The observable/unobservable distinction One way of trying to undermine the anti-realist’s position is to concentrate on the alleged distinction between what is and what is not observable. The constructive empiricist is committed to the view that there is such a distinction; but this is debatable. Van Fraassen, for example, thinks that when you look into a cloud chamber, what you observe is a vapour trail; you (wrongly, in his view) infer from this observation that there’s a particle there that’s causing the vapour trail. Whereas when you look at normal medium-sized objects like tables, you just straightforwardly observe the table itself. But one could claim that the cloud chamber and table cases aren’t really very different. For when I look at a table, what I really “observe” is a certain surface appearance: a brown 4-sided shape, say. I infer from this observation that there really is a 3-dimensional solid table present; but, just as in the cloud chamber case, I do not
3 directly observe the table. So there isn’t really a distinction between observable and unobservable entities. Hence there’s no good reason to believe in “observable” entities but to suspend belief in “unobservable” entities: sub-atomic particles, magnetic fields and so on are no less observable than are chairs, tables and people. Another strategy against the constructive empiricist is to argue that even if there is an observable/unobservable distinction, we ought not to be completely sceptical about unobservable entities merely on the grounds that we can’t actually see them. For any observable entity which we have never actually observed, we can have good or bad evidence that it exists. Why should we not likewise have good or bad evidence that an unobservable entity exists? Alan Musgrave puts the point like this: On any plausible theory of evidential support one would have to admit that there could be far better evidence for an explanation couched in terms of unobservables than for an explanation couched in terms of observables. Is the evidence for the existence of electrons better or worse than the evidence for the existence of the yeti or of the mouse in van Fraassen’s wainscoting? It is a curious sort of empiricism which sets aside the weight of available evidence on the ground that a casual observer might one day see his mouse or yeti, while the scientist can never see (but only detect) his electrons. (in Churchland and Hooker, p.206)

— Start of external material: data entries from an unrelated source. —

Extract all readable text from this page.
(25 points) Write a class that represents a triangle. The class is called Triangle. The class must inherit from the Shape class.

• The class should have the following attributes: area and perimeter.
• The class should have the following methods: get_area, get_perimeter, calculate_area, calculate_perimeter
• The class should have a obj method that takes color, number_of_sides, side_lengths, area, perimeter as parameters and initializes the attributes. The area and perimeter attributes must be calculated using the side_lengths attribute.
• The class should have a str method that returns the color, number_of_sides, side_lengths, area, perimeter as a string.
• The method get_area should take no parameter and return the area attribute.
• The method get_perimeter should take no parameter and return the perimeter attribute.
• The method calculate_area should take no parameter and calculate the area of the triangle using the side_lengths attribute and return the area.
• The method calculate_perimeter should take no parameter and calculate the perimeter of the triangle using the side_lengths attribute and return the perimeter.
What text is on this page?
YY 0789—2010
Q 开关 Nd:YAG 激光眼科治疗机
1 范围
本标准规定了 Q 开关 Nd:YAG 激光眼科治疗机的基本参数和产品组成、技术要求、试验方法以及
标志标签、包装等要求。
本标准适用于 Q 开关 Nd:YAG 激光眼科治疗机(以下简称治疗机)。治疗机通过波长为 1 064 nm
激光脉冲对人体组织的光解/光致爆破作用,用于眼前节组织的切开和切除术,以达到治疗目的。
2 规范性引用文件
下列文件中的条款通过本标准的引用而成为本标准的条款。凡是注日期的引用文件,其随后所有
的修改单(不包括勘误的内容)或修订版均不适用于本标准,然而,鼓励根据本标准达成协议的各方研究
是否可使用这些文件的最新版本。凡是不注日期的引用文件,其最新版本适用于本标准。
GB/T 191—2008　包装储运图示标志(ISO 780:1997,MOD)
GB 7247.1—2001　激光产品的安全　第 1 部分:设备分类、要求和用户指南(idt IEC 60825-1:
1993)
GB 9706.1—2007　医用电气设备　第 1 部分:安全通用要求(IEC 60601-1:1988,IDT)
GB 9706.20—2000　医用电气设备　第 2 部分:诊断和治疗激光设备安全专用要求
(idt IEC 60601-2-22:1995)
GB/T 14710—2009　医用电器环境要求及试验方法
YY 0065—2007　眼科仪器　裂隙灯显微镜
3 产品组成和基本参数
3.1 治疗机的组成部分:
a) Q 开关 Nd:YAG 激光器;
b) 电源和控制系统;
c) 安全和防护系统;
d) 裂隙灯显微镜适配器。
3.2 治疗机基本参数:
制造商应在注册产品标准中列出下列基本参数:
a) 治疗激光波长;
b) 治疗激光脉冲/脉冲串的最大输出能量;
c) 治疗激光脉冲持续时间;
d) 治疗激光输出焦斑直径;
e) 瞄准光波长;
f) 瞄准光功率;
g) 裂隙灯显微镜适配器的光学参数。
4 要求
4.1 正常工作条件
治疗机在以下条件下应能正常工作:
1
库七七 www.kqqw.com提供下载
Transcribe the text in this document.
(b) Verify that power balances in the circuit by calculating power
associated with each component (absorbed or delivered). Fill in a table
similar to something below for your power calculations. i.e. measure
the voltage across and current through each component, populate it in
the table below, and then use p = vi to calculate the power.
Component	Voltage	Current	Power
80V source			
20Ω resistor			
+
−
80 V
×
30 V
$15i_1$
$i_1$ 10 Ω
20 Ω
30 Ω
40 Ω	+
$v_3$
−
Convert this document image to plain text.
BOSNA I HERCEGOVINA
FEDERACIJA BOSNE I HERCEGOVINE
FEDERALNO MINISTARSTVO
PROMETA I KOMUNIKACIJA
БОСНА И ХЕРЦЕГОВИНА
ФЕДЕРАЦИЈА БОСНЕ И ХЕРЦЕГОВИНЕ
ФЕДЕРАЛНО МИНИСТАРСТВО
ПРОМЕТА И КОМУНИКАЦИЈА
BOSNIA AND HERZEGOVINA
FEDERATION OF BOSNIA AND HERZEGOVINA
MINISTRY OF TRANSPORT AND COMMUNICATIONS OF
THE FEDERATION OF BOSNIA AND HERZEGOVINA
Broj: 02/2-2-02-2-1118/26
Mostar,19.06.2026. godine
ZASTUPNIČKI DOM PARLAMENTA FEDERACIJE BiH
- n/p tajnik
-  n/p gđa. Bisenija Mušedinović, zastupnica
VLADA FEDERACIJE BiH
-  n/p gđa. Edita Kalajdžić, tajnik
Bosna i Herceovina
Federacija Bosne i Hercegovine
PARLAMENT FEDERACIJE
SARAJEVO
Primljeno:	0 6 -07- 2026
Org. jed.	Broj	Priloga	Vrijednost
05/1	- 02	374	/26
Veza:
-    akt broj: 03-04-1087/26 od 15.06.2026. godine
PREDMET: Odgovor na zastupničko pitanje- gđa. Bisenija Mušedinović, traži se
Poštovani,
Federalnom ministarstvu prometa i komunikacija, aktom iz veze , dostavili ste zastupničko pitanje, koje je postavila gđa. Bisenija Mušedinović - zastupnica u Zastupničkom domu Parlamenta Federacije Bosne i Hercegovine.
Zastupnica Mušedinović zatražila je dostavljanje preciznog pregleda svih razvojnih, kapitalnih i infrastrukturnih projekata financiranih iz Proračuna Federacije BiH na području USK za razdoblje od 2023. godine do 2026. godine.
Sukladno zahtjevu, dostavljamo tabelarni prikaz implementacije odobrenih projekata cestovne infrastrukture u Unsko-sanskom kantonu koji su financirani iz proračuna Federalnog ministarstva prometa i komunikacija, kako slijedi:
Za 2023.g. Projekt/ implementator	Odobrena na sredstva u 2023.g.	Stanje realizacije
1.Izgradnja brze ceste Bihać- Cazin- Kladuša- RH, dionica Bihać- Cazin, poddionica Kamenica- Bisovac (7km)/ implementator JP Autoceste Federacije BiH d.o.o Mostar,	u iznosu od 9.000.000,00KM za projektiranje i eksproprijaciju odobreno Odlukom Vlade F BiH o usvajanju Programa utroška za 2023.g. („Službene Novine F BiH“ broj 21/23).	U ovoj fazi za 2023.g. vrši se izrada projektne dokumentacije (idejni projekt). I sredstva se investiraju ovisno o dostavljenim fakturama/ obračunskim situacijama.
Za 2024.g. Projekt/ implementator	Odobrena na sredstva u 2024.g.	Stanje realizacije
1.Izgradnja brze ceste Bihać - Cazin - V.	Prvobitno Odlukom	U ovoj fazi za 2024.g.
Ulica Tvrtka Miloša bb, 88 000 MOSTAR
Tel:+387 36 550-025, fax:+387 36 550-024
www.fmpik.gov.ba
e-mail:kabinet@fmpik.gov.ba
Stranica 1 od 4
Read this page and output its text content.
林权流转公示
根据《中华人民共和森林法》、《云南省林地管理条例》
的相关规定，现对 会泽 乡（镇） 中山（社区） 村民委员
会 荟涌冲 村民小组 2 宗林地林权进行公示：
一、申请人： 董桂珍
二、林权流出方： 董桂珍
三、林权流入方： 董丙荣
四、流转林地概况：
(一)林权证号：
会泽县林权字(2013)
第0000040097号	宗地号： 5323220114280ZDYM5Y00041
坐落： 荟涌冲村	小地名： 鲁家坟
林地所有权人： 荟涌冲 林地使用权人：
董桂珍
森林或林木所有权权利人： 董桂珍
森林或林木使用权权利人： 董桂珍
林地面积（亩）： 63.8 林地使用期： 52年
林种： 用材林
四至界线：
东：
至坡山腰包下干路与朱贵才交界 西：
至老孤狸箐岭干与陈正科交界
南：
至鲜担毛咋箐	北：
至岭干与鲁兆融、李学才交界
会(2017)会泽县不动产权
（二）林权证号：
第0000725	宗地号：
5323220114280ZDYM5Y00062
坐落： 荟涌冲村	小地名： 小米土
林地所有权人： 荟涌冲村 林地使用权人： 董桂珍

Reading B. van Fraassen: The Scientific Image (Q175.V335), chs. 1 & 2 N. Cartwright How the Laws of Physics Lie (QC6.C3586), chs. 4 & 5 A. O’Hear An Introduction to the Philosophy of Science, chs. 5 & 6 P. Churchland & C. Hooker (eds.): Images of Science (Q175.I46) I. Hacking Representing and Intervening (Q175.H2), chs. 1 & 16 S. Psillos ‘On van Fraassen’s critique of abductive reasoning’, Philosophical Quarterly 46 (Jan.1996) (B1.P455) R. Boyd ‘Realism, underdetermination and a causal theory of evidence’, Nous 7 (1973) (B1.N6) G. Maxwell ‘The ontological status of theoretical entities’, Minnesota Studies in Philosophy of Science III (1962) (Q175.M64) J. Worrall ‘Structural Realism: The Best of Both Worlds’, Dialectica 1989 (B1.D48)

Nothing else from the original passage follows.